The study, just published by the journal Clinical Psychological Science, showed that hostile arguments between married partners often preceded a surge of the "I'm hungry" hormone known as ghrelin, but only among those who were at a healthy weight or overweight (not obese, as defined by the body mass index).
Hostile arguments also were linked to poor food choices among the same group.
That doesn't mean arguments or hostility caused the hunger or poor dietary choices, Jaremka said, just that there was a correlation -- and a fairly strong one.
Hostile couples had significantly higher amounts of the appetite-triggering hormone after arguments if they were at a healthy weight or in the overweight category, while those who were obese -- with BMI 30 or higher -- showed no significant difference.
No such correlations were found with leptin, the appetite-suppressing hormone.
The results were consistent, regardless of gender.
The study broke new ground by exploring the body's ability to regulate appetite after an argument with a spouse, and may help researchers understand how marital difficulties ultimately result in health problems.
It also gave Jaremka the opportunity to test a theory she had during graduate school that rejection and other relational difficulties could make people hungry, perhaps prompting them to seek relief from social isolation through food, usually not healthy food.

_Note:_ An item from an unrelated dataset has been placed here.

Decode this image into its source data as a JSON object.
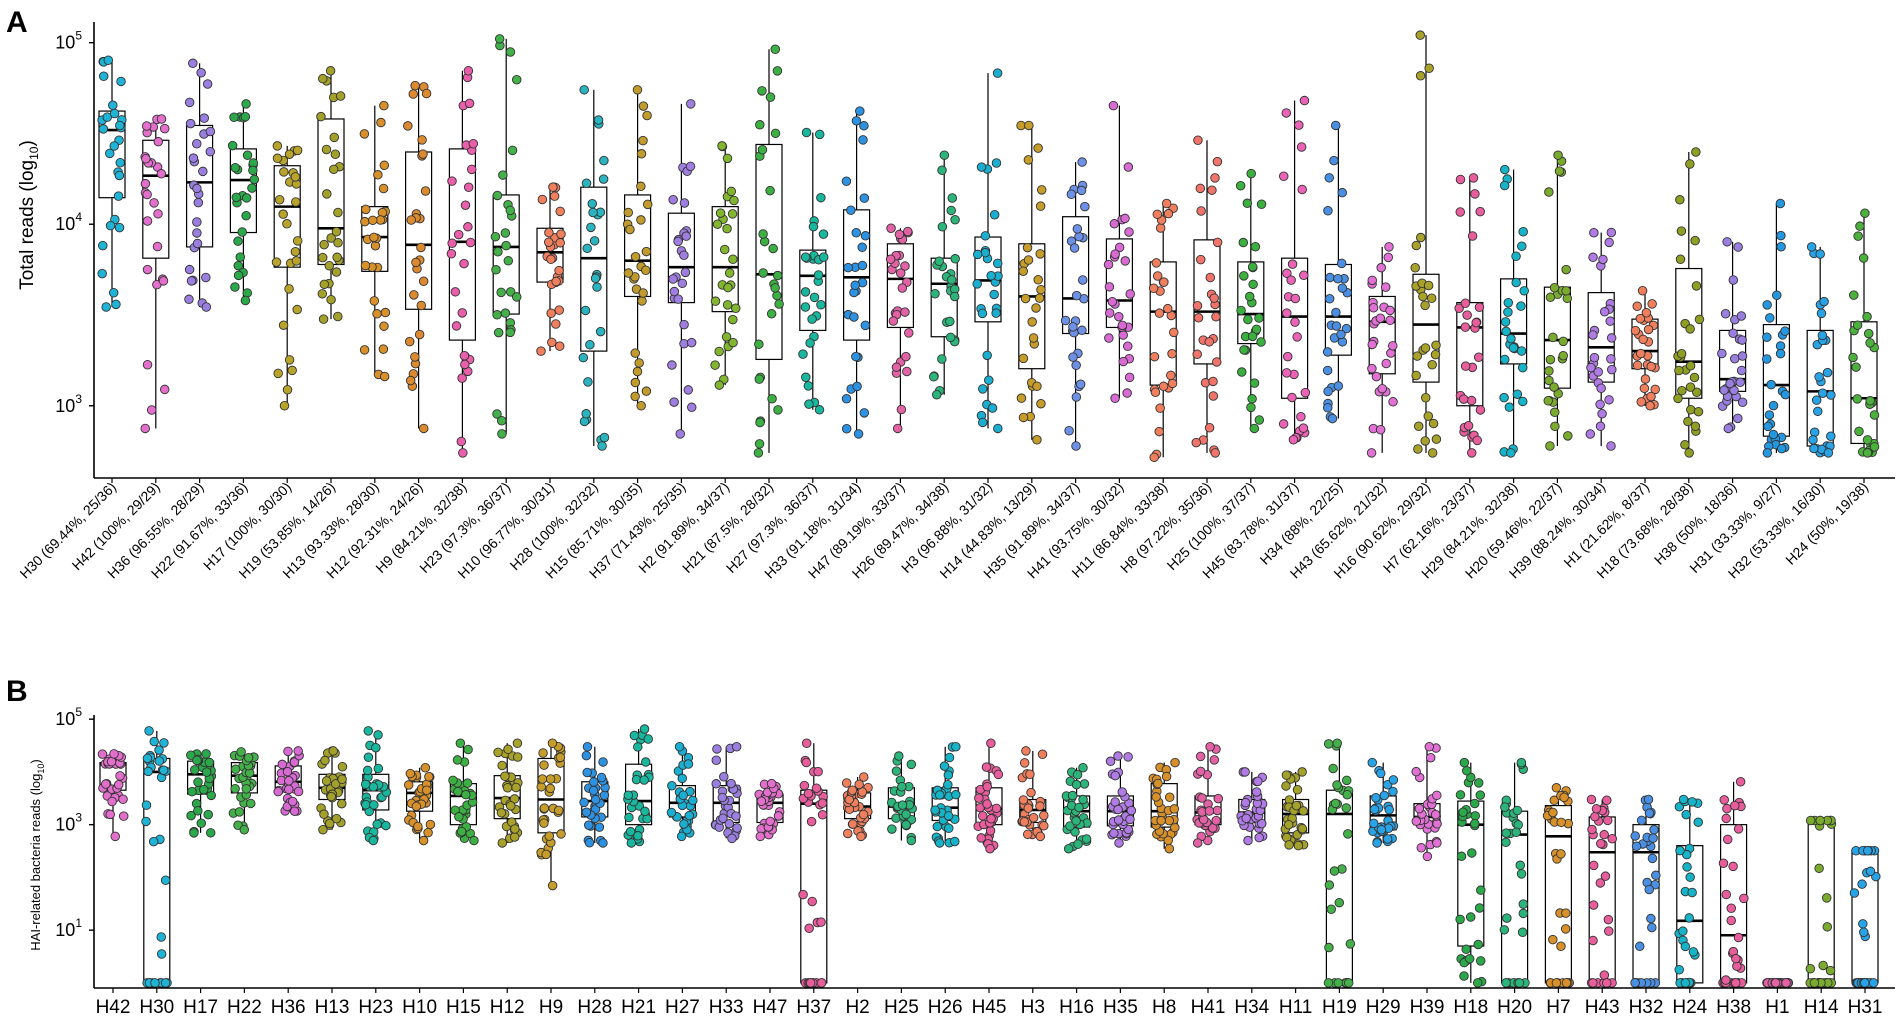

"Comfort food," at least in Westernized diets, typically has more fat, sugar and/or salt, she said, all of which can cause health problems.
Knowing whether those factors are part of a person's life could help clinicians develop more effective interventions for weight gain, she said.
"Right now, it's one-size-fits-all -- diet and exercise," she said. "I hope this will help us start to tailor interventions. These studies suggest people have difficulty controlling appetite and with specific types of foods.... A personalized approach would be beneficial in the long run."
Participants in this study agreed to attend two sessions, each 9 1/2 hours long, in which they would be with their partner, eat a meal together, try to resolve one or more conflicts in their relationship, respond to questions and agree to blood tests and other data collection.
Typical diets were analyzed and participants were screened for mood disorders and sleep quality. Their age, height and weight were recorded and their body mass was calculated.
Hormone levels were tested at four intervals, once before the meal, and three times after it -- at two, four and seven hours after.
One couple did not show up for the second session, Jaremka said, but all others followed through. Many people have an intrinsic interest in relationships, she said, and want to have a better understanding of them, especially their own.
The study raises many questions for future research. Why are these things -- interpersonal tension, appetite, dietary patterns -- related? When does this correlation between interpersonal tension and poor diet start? Is there a difference if marital tension is short-lived or chronic? Why is the appetite of those who are obese relatively unaffected? What happens when similar tests are made in different situations?